The Malta Employers’ Association (MEA) has condemned a proposed amendment to the Interpretation Act and urged the government take a step back to re-think it.

The amendment will allow administrative fines issued by regulatory entities to be interpreted as criminal punishment. The government moved the bill after failing to obtain two-thirds majority for a direct amendment of the Constitution back in October. 

The bill is being opposed by the Opposition with the Nationalist Party calling for it to be dropped after it was criticised by the Chamber of Advocates, constitutional experts, the dean of the Faculty of Law, former European Human Rights Court judge Giovanni Bonello, former attorney general and European Court judge Anthony Borg Barthet and former commissioner for laws and MP Franco Debono.

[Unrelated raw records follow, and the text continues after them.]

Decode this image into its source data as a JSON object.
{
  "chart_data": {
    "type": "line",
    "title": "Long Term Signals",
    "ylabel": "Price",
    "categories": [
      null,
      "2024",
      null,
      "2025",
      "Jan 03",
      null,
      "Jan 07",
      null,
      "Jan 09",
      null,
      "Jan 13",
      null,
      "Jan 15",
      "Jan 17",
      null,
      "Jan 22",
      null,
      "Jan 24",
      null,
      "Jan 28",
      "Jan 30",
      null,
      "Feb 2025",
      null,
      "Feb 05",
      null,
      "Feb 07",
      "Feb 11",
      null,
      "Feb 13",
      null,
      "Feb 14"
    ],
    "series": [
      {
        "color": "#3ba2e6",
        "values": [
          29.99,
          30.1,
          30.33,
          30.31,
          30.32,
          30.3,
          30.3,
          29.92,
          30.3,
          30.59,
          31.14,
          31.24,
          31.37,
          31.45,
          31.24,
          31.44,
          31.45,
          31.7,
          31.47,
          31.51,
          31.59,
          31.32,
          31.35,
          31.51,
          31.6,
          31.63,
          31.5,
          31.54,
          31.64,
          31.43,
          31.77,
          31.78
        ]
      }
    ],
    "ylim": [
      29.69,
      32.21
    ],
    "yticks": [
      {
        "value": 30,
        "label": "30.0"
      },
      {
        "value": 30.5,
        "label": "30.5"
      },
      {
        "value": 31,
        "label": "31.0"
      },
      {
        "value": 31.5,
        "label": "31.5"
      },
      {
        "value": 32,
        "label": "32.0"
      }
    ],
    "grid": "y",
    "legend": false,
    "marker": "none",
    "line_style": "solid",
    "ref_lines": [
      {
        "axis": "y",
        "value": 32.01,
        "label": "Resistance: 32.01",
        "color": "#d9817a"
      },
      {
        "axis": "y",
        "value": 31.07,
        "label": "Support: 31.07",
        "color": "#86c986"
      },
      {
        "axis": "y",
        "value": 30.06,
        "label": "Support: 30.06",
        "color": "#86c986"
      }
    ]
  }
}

The association said on Thursday that what is being contemplated goes against the principle of due process and divests the court of its fundamental role to prosecute criminal offences to authorities, who should never have the right to impose criminal sanctions.

The MEA said that this was also one of the objections it raised to the proposed Equality Bill, not because it is opposed to the promotion of equality, but because people or organisations accused of any criminal infringements should have a right to a fair hearing in a court of law, and not arbitrarily in front of persons of trust.

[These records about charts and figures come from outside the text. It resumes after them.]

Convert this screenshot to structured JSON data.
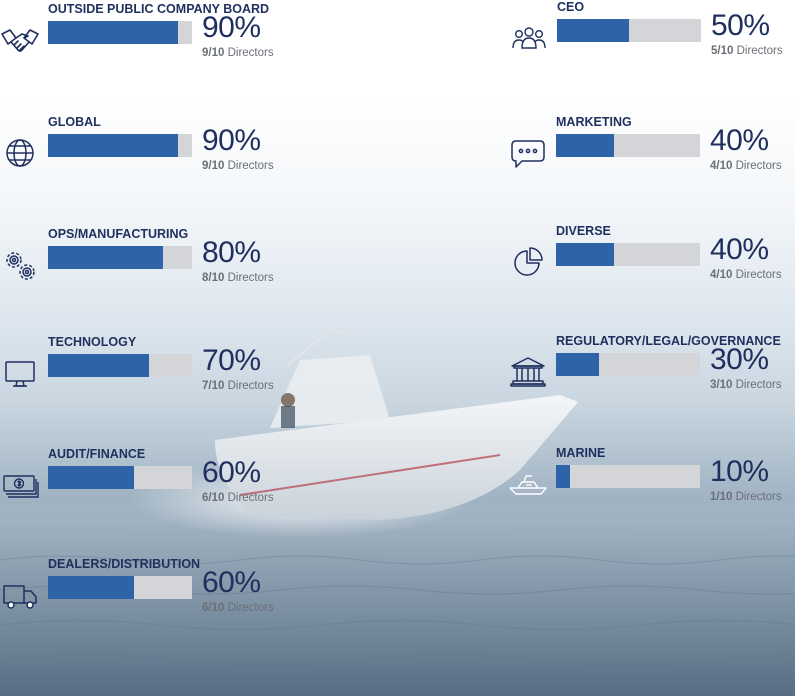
{
  "chart_data": {
    "type": "bar",
    "left_column": [
      {
        "label": "OUTSIDE PUBLIC COMPANY BOARD",
        "value": 90,
        "percent_text": "90%",
        "count": "9/10",
        "unit": "Directors",
        "icon": "handshake-icon"
      },
      {
        "label": "GLOBAL",
        "value": 90,
        "percent_text": "90%",
        "count": "9/10",
        "unit": "Directors",
        "icon": "globe-icon"
      },
      {
        "label": "OPS/MANUFACTURING",
        "value": 80,
        "percent_text": "80%",
        "count": "8/10",
        "unit": "Directors",
        "icon": "gears-icon"
      },
      {
        "label": "TECHNOLOGY",
        "value": 70,
        "percent_text": "70%",
        "count": "7/10",
        "unit": "Directors",
        "icon": "monitor-icon"
      },
      {
        "label": "AUDIT/FINANCE",
        "value": 60,
        "percent_text": "60%",
        "count": "6/10",
        "unit": "Directors",
        "icon": "money-icon"
      },
      {
        "label": "DEALERS/DISTRIBUTION",
        "value": 60,
        "percent_text": "60%",
        "count": "6/10",
        "unit": "Directors",
        "icon": "truck-icon"
      }
    ],
    "right_column": [
      {
        "label": "CEO",
        "value": 50,
        "percent_text": "50%",
        "count": "5/10",
        "unit": "Directors",
        "icon": "people-icon"
      },
      {
        "label": "MARKETING",
        "value": 40,
        "percent_text": "40%",
        "count": "4/10",
        "unit": "Directors",
        "icon": "speech-bubble-icon"
      },
      {
        "label": "DIVERSE",
        "value": 40,
        "percent_text": "40%",
        "count": "4/10",
        "unit": "Directors",
        "icon": "pie-chart-icon"
      },
      {
        "label": "REGULATORY/LEGAL/GOVERNANCE",
        "value": 30,
        "percent_text": "30%",
        "count": "3/10",
        "unit": "Directors",
        "icon": "courthouse-icon"
      },
      {
        "label": "MARINE",
        "value": 10,
        "percent_text": "10%",
        "count": "1/10",
        "unit": "Directors",
        "icon": "boat-icon"
      }
    ],
    "value_range": [
      0,
      100
    ]
  },
  "colors": {
    "fill": "#2f63a8",
    "track": "#d3d5d8",
    "label": "#1f2f5e",
    "subtext": "#6b6f76"
  }
}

The backlog in the law courts should not be an excuse to bypass the justice system which is enshrined in the constitution, it said.

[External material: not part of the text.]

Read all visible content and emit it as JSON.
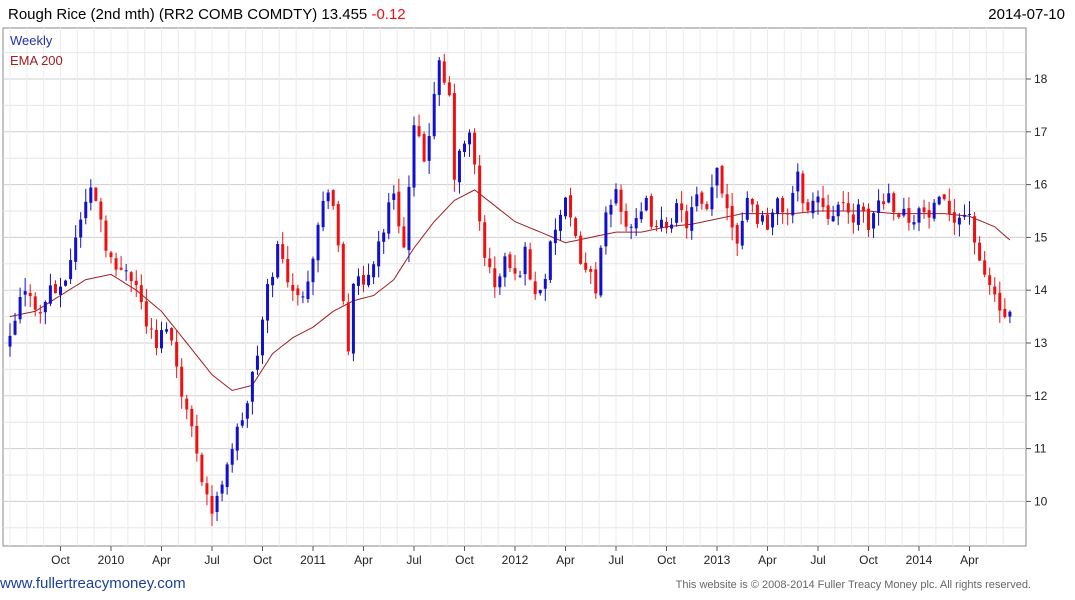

“What is required is efficient law courts, rather than denying people and companies their rights by taking them to a kangaroo court,” it said.

Allowing public officers and authorities to impose penalties that go beyond administrative fines is “unacceptable and unconstitutional”, it insisted adding that such a measure could lead to massive corruption and instances of a gross miscarriage of justice.

Besides being intrinsically wrong, what is being contemplated could send a wrong message to potential investors and cause further harm to Malta’s reputation, the MEA said.